This analysis aims to explore the Generic Ballot Poll Data from the FiveThirtyEight website link to the article. The dataset contains information about public opinion on which party’s candidate voters would choose in a generic election for the House of Representatives.
# Load required packages
library(readr)
library(dplyr)
##
## Attaching package: 'dplyr'
## The following objects are masked from 'package:stats':
##
## filter, lag
## The following objects are masked from 'package:base':
##
## intersect, setdiff, setequal, union
# Read the data from the URL
data_url <- "https://raw.githubusercontent.com/yvargas1590/congress-generic-ballot/main/generic_ballot_averages.csv"
data <- read_csv(data_url)
## Rows: 3986 Columns: 7
## ── Column specification ────────────────────────────────────────────────────────
## Delimiter: ","
## chr (1): candidate
## dbl (4): pct_estimate, lo, hi, cycle
## date (2): date, election
##
## ℹ Use `spec()` to retrieve the full column specification for this data.
## ℹ Specify the column types or set `show_col_types = FALSE` to quiet this message.

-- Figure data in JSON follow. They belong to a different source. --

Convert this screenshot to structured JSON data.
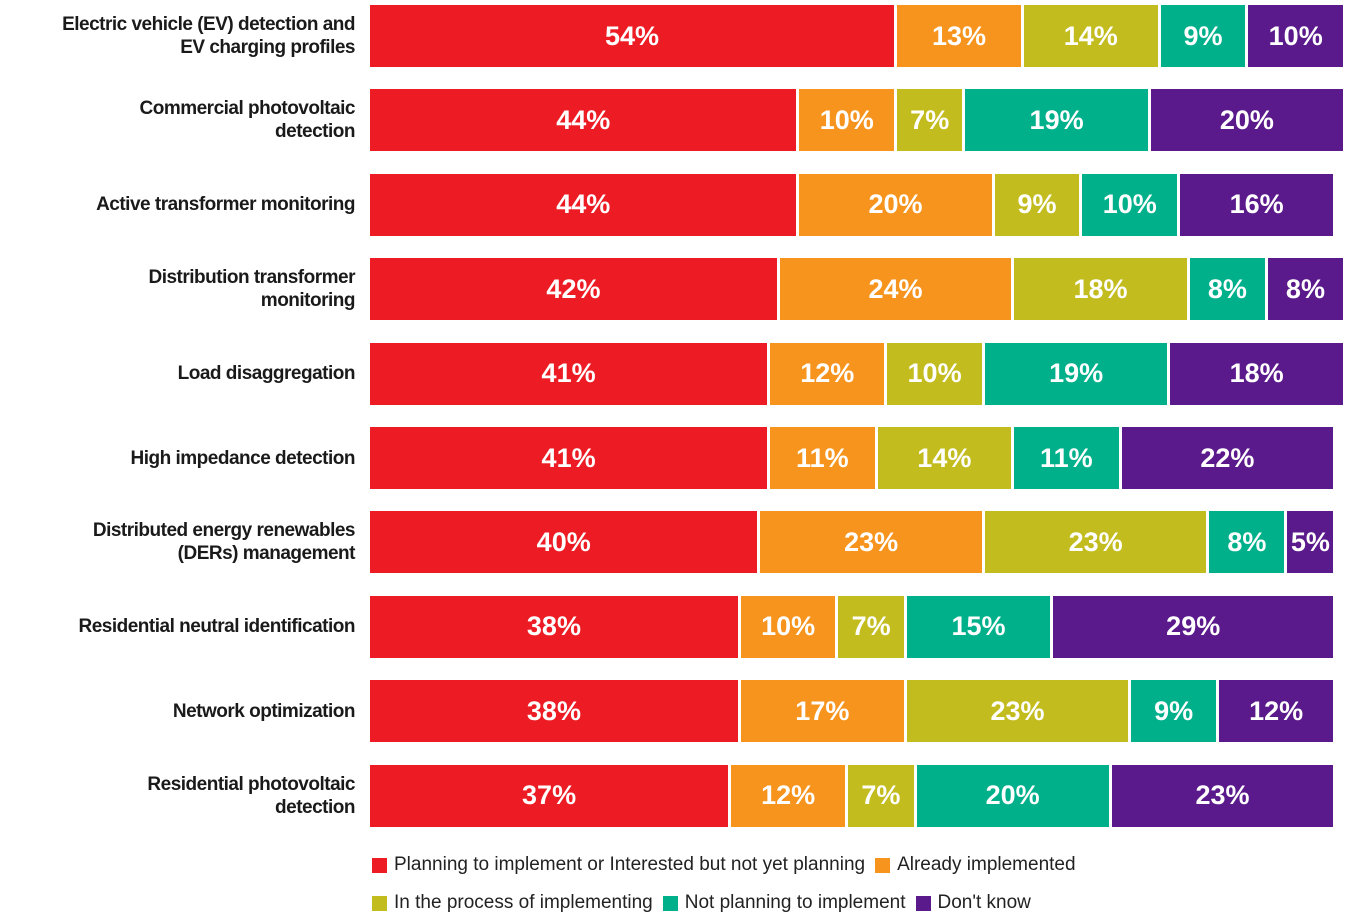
{
  "chart_data": {
    "type": "stacked-bar-horizontal",
    "categories": [
      "Electric vehicle (EV) detection and EV charging profiles",
      "Commercial photovoltaic detection",
      "Active transformer monitoring",
      "Distribution transformer monitoring",
      "Load disaggregation",
      "High impedance detection",
      "Distributed energy renewables (DERs) management",
      "Residential neutral identification",
      "Network optimization",
      "Residential photovoltaic detection"
    ],
    "xlim": [
      0,
      100
    ],
    "legend": "bottom",
    "series": [
      {
        "name": "Planning to implement or Interested but not yet planning",
        "color": "#ed1c24",
        "values": [
          54,
          44,
          44,
          42,
          41,
          41,
          40,
          38,
          38,
          37
        ],
        "value_labels": [
          "54%",
          "44%",
          "44%",
          "42%",
          "41%",
          "41%",
          "40%",
          "38%",
          "38%",
          "37%"
        ]
      },
      {
        "name": "Already implemented",
        "color": "#f7941d",
        "values": [
          13,
          10,
          20,
          24,
          12,
          11,
          23,
          10,
          17,
          12
        ],
        "value_labels": [
          "13%",
          "10%",
          "20%",
          "24%",
          "12%",
          "11%",
          "23%",
          "10%",
          "17%",
          "12%"
        ]
      },
      {
        "name": "In the process of implementing",
        "color": "#c3bc1e",
        "values": [
          14,
          7,
          9,
          18,
          10,
          14,
          23,
          7,
          23,
          7
        ],
        "value_labels": [
          "14%",
          "7%",
          "9%",
          "18%",
          "10%",
          "14%",
          "23%",
          "7%",
          "23%",
          "7%"
        ]
      },
      {
        "name": "Not planning to implement",
        "color": "#00b08b",
        "values": [
          9,
          19,
          10,
          8,
          19,
          11,
          8,
          15,
          9,
          20
        ],
        "value_labels": [
          "9%",
          "19%",
          "10%",
          "8%",
          "19%",
          "11%",
          "8%",
          "15%",
          "9%",
          "20%"
        ]
      },
      {
        "name": "Don't know",
        "color": "#5b1a8c",
        "values": [
          10,
          20,
          16,
          8,
          18,
          22,
          5,
          29,
          12,
          23
        ],
        "value_labels": [
          "10%",
          "20%",
          "16%",
          "8%",
          "18%",
          "22%",
          "5%",
          "29%",
          "12%",
          "23%"
        ]
      }
    ]
  }
}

# Fix column name by removing the tab character
colnames(data)[2] <- "pct_estimate"
# Fix column name by removing the tab character
colnames(data)[2] <- "pct_estimate"
# Subset the columns in the dataset
columns <- c("candidate", "pct_estimate", "cycle")
subset_data <- data %>% select(all_of(columns))

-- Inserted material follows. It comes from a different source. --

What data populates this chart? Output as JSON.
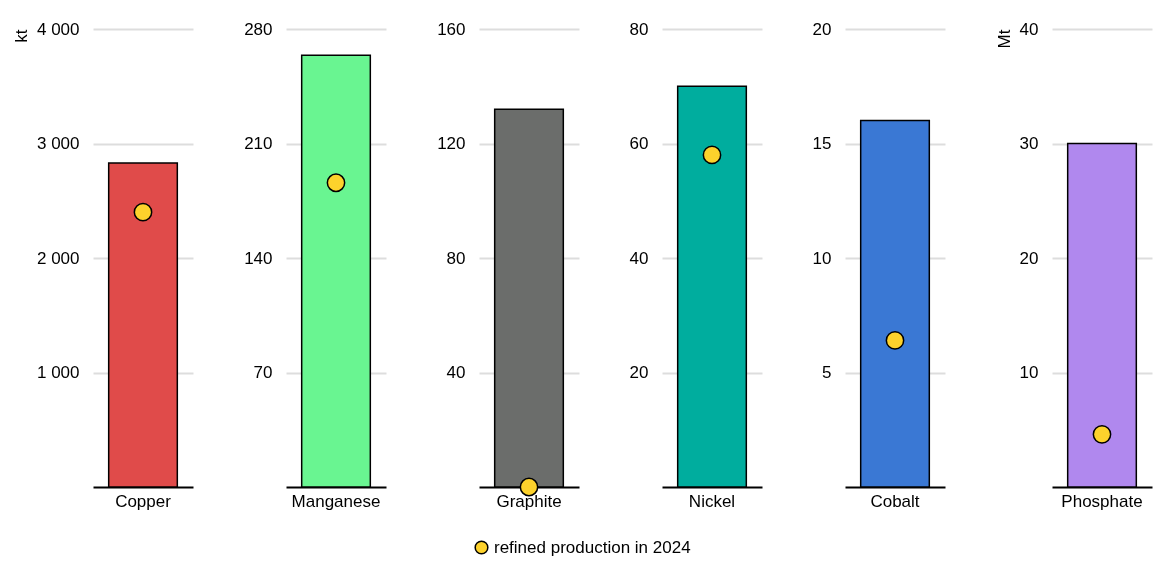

# Rename columns with meaningful names
colnames(subset_data) <- c("candidate", "pct_estimate", "cycle")
# Preview the resulting subset of the dataset
subset_data
## # A tibble: 3,986 × 3
## candidate pct_estimate cycle
## <chr> <dbl> <dbl>
## 1 Democrats 43.9 2018
## 2 Republicans 39.5 2018
## 3 Democrats 43.7 2018
## 4 Republicans 39.6 2018
## 5 Democrats 43.7 2018
## 6 Republicans 39.6 2018
## 7 Democrats 43.7 2018
## 8 Republicans 39.6 2018
## 9 Democrats 43.4 2018
## 10 Republicans 38.8 2018
## # ℹ 3,976 more rows
subset_data <- subset_data %>% filter(candidate %in% c("Democrats", "Republicans"))
library(ggplot2)
# Plot the data
ggplot(subset_data, aes(x = cycle, y = pct_estimate, color = candidate, linetype = candidate)) +
geom_line() +
labs(x = "Cycle", y = "Percentage Estimate", title = "Public Opinion on Republicans vs Democrats") +
theme_minimal()
In this analysis, we have successfully subsetted the Generic Ballot Poll Data from the FiveThirtyEight website and transformed the column names to be more meaningful. The resulting dataset contains the columns “candidate”, “pct_estimate”, and “cycle”.
To extend this analysis, one could perform further exploratory data analysis on the dataset to uncover insights and trends in public opinion on the House of Representatives election. Additionally, one could compare this dataset with historical election results to validate the accuracy of the generic ballot polls.